Even Light Physical Activity Can Help You Sleep Better At Night

Even Light Physical Activity Can Help You Sleep Better At Night

If you want to improve your sleep game, get moving.

Exercise has long been associated with healthy sleep. But a new study finds that when it comes to boosting the quality of your shut-eye, not all types of physical activity are created equal.

Activities including running, biking, weightlifting, yoga and even gardening are associated with better sleep habits compared to no physical activity, the University of Pennsylvania research found.

However, other types of physical activity -- including childcare and housework -- are associated with worse sleep habits. Of course, it's possible that this may be due to the fact that parents are more likely to engage in these activities and may experience worse sleep for other reasons, but the study's authors didn't draw a connection.

The researchers analyzed previously collected data on sleep and physical activity from more than 400,000 adults, who were asked how much time they spent doing various physical activities in the past month and how much sleep they usually got in a 24-hour period.

They found that every type of physical activity, with the exception of childcare and housework, was more highly correlated with sufficient sleep than a lack of physical activity.
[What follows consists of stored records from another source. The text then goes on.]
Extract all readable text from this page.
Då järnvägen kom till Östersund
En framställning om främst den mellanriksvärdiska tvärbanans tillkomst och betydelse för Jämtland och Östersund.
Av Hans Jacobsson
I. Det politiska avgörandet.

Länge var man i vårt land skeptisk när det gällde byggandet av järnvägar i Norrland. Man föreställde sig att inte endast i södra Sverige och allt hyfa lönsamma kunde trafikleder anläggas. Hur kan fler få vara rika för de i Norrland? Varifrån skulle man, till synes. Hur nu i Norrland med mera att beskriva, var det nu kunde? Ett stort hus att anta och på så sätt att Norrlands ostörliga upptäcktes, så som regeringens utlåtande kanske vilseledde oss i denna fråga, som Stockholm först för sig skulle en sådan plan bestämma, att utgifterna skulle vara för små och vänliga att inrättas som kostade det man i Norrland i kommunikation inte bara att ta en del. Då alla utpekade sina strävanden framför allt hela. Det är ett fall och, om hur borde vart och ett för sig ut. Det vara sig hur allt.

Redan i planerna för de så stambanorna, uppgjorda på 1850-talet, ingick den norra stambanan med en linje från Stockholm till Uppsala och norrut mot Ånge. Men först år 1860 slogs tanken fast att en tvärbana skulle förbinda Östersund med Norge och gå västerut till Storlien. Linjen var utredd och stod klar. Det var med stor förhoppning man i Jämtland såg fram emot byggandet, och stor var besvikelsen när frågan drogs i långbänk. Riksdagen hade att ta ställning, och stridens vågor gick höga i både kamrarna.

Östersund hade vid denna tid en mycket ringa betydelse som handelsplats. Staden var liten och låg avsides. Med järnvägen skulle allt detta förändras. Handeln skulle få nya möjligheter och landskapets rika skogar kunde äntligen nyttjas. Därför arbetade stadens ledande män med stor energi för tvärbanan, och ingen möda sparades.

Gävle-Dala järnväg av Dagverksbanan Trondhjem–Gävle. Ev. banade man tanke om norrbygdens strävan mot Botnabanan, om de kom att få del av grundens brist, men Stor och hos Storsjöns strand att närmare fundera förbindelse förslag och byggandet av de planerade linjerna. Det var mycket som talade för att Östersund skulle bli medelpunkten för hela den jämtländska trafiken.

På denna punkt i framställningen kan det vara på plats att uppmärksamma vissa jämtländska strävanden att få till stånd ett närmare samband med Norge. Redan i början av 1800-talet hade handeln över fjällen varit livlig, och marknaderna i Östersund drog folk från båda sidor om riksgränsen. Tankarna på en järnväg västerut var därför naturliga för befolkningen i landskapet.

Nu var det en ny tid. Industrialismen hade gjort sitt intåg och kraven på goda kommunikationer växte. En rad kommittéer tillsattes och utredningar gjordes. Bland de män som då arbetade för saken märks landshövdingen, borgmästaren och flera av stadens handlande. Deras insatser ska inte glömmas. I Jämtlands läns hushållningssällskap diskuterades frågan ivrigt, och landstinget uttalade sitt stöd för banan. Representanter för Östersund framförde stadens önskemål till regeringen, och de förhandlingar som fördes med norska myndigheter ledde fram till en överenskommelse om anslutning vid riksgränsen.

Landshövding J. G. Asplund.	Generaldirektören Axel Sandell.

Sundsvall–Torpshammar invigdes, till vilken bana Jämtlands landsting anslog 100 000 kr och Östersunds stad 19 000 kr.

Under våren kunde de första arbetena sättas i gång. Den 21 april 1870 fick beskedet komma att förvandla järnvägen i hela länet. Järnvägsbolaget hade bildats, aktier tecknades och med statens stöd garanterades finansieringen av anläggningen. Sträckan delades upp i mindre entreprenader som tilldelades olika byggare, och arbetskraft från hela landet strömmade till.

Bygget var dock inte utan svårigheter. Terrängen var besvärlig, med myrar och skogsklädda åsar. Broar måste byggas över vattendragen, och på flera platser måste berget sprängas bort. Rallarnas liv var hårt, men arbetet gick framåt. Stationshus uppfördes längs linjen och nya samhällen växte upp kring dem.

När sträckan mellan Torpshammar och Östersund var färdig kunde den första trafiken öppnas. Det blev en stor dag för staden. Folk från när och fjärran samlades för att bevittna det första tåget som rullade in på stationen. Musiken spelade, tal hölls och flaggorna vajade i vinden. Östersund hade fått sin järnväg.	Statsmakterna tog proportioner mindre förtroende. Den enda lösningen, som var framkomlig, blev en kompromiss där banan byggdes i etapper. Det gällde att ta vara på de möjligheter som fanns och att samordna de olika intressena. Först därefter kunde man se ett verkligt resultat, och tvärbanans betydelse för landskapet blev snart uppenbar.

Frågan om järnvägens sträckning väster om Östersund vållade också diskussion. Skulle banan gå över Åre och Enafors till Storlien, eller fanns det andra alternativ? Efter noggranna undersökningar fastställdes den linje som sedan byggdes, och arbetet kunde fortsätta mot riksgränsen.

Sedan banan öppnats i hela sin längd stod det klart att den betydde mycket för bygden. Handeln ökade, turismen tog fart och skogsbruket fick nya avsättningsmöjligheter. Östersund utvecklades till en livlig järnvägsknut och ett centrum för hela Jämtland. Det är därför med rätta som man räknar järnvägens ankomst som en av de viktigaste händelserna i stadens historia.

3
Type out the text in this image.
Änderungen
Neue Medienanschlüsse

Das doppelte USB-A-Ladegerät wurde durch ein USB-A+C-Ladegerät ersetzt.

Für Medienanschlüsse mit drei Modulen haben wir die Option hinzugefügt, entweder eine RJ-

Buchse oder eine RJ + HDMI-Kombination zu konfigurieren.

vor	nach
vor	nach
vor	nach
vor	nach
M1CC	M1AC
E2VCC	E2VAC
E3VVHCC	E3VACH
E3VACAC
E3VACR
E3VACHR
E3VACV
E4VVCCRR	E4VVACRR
Even light activity like walking and gardening was enough to make a difference.

"Those who got some activity, no matter what it was, were more likely to get the recommended 7-8 hours of sleep," the study's lead author Dr. Michael Grandner, a sleep research and professor of psychiatry at the university, told The Huffington Post.

Grandner said he was surprised to find that simply walking was enough to improve sleep habits. However, the effects were stronger with "purposeful" activities like yoga, running and gardening.

If you've started getting more active and haven't seen a change in your sleep yet, keep trying. Research has shown that while an exercise regime may not have an immediate impact on sleep, it can result in significant improvements in sleep quality and duration when sustained over the course of a few months.